A principios de los noventa, Al Pacino bordó otro personaje inolvidable: el coronel Frank Slade, un ciego accidental comprometido con vivir rápido y morir pronto. En “Esencia de mujer” le conoceremos a él y al principal culpable de reventar sus propósitos, el joven Charlie Simms. Dentro de la colección De Niro-Pacino, LA NUEVA ESPAÑA ofrece a sus lectores esta película mañana, sábado, por 4,95 euros más el cupón de descuento que se incluye en el periódico del día.

EL OSCAR DE PACINO

“Robert Downey Jr. por “Chaplin”, Clint Eastwood por “Sin perdón”, Al Pacino por “Esencia de mujer”, Stephen Rea por “Juego de lágrimas”, Denzel Washington por “Malcom X””, leyó la presentadora Jodie Foster en la gala de los Oscar de 1993. “And the Oscar goes to… Al Pacino”. El público, en un momento inédito (Pacino había estado nominado en otras siete ocasiones), se levantó de sus butacas aplaudiendo a raudales y Pacino no pudo comenzar sus palabras. “Me habéis fastidiado el discurso”, ironizó. Se premiaba a un hombre diminuto, trastabillado al hablar, motor de algunas de las obras maestras sin las que el cine perdería su significado. La trilogía del “El padrino”, “Serpico”, “Glengarry Glen Ross” o “Atrapado por su pasado” sobrarían de pruebas monumentales de lo que escribo.

Y todo este reconocimiento mundial por un “remake” (muy libre) de “Profumo di donna”, una película italiana (y pequeñísima) de Dino Risi estrenada en 1974 y protagonizada por Vittorio Gassman. El director Martin Brest se topa con los derechos del filme en los ochenta y, desde el primer segundo, se obsesiona con Pacino. Pero el gran Pacino no quería saber nada, como admitió en el estrado de los Oscar. “Fue mi representante, Rick Nicita, el que me sugirió decidirme por este papel… bueno, me amenazó si no lo cogía porque, no me digan a qué se debía, yo no quería hacerla”, confiesa. Así, uno de los personajes más importantes de la carrera del actor italoamericano llegó a sus manos de una manera totalmente fortuita, casi con él mismo oponiéndose a aceptarlo. Frank Slade, el ciego bipolar que roba el metraje de “Esencia de mujer”, es un hombre preparado para suicidarse justo después de disfrutar los (mejores) últimos días de su vida. Una pena que aparezca un lazarillo inesperado, el universitario Charlie Simms (un imberbe Chris O’Donnell), junto al que dará un giro radical a su vida.

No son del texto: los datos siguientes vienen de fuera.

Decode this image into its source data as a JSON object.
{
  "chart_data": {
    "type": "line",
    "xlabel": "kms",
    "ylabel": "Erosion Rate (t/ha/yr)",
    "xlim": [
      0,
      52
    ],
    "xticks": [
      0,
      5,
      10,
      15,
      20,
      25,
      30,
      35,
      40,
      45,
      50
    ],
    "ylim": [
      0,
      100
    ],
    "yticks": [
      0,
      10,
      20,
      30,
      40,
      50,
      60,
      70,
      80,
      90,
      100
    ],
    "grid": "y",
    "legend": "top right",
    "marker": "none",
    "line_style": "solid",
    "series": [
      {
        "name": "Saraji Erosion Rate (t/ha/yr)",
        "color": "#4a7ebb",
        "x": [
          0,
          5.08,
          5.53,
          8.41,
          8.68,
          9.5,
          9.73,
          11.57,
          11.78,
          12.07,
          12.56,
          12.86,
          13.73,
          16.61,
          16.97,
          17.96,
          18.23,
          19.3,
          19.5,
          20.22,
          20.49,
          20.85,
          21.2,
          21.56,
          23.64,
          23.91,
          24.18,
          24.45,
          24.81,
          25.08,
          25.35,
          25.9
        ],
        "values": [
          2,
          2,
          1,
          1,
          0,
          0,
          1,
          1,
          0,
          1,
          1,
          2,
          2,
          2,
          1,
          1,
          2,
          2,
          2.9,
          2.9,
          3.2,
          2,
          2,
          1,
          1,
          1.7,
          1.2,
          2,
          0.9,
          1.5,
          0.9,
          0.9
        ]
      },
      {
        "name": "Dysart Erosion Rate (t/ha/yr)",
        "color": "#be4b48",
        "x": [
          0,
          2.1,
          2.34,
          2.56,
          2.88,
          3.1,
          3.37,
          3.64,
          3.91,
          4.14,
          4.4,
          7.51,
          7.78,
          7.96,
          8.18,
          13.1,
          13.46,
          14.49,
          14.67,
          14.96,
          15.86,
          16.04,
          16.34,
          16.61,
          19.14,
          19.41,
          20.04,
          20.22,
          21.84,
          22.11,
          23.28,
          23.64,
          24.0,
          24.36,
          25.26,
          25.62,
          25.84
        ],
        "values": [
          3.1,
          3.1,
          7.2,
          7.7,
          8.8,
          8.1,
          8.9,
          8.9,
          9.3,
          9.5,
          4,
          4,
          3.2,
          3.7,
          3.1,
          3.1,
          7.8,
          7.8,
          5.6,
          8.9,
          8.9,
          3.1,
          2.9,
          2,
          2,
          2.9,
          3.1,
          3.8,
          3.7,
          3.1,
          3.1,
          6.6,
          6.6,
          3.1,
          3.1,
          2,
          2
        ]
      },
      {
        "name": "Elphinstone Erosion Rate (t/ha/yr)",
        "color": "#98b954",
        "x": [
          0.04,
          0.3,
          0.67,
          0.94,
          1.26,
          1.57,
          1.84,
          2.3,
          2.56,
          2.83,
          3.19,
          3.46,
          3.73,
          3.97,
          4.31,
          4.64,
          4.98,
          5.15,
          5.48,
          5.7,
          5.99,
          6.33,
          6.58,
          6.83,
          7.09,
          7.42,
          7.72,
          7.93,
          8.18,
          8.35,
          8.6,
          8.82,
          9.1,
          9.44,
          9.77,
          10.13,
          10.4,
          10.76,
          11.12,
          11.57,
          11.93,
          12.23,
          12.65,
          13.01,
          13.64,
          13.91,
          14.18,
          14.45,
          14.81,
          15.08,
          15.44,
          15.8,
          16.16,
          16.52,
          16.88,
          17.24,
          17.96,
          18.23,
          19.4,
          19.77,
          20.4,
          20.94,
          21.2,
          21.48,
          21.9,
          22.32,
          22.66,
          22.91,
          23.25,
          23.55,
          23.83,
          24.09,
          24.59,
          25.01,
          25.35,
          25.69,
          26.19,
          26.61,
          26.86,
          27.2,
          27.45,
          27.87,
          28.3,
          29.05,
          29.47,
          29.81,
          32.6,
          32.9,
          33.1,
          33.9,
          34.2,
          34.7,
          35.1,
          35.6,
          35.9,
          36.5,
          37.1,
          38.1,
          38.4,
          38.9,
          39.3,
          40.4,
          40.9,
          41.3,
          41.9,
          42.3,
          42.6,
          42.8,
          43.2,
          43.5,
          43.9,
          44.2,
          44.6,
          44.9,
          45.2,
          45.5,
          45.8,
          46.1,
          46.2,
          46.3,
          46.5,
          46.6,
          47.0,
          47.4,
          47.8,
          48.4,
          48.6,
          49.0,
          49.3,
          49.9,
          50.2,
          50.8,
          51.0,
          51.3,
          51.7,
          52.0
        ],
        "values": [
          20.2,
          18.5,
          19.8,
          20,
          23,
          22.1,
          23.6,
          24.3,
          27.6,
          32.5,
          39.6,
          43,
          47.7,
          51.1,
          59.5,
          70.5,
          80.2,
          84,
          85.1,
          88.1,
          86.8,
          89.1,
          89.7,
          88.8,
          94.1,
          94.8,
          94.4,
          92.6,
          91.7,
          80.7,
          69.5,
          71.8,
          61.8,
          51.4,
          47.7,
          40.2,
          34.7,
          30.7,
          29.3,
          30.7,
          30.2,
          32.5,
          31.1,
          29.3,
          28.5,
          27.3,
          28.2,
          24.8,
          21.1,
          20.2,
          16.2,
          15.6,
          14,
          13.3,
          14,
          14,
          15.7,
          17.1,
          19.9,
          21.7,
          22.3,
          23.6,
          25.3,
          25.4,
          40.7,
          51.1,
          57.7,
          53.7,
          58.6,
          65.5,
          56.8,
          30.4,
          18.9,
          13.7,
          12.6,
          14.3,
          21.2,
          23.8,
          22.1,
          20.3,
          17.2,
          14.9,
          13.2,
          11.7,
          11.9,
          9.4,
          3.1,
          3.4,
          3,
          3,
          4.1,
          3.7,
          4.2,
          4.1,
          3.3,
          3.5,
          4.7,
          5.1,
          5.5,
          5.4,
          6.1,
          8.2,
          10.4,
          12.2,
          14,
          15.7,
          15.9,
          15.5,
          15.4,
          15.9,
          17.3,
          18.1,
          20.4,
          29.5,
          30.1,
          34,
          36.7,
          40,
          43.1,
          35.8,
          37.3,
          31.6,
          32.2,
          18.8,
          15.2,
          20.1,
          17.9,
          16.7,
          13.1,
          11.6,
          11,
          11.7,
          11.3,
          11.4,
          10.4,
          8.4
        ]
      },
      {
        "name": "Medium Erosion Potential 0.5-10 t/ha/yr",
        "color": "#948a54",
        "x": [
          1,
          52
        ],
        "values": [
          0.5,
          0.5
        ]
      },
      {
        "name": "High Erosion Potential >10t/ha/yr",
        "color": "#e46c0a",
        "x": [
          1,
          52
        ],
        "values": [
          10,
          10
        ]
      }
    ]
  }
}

Los minutos de la cinta de Brest juegan siempre del lado de Pacino: un tango sensual que ya forma parte de la historia del cine; un “gag” impecable de un invidente conduciendo o un monólogo final que probablemente le haya adjudicado el Oscar, bastan a “Esencia de mujer”. Gracias a ellos, la película pasó a encallarse en el imaginario colectivo de los noventa y a elevar (¡aleluya, hermanos!) a Al Pacino a ese cielo que sólo habitan intérpretes como Marlon Brando, Jack Lemmon, Gary Cooper, John Wayne, Robert Mitchum o James Stewart. El de las leyendas del séptimo arte.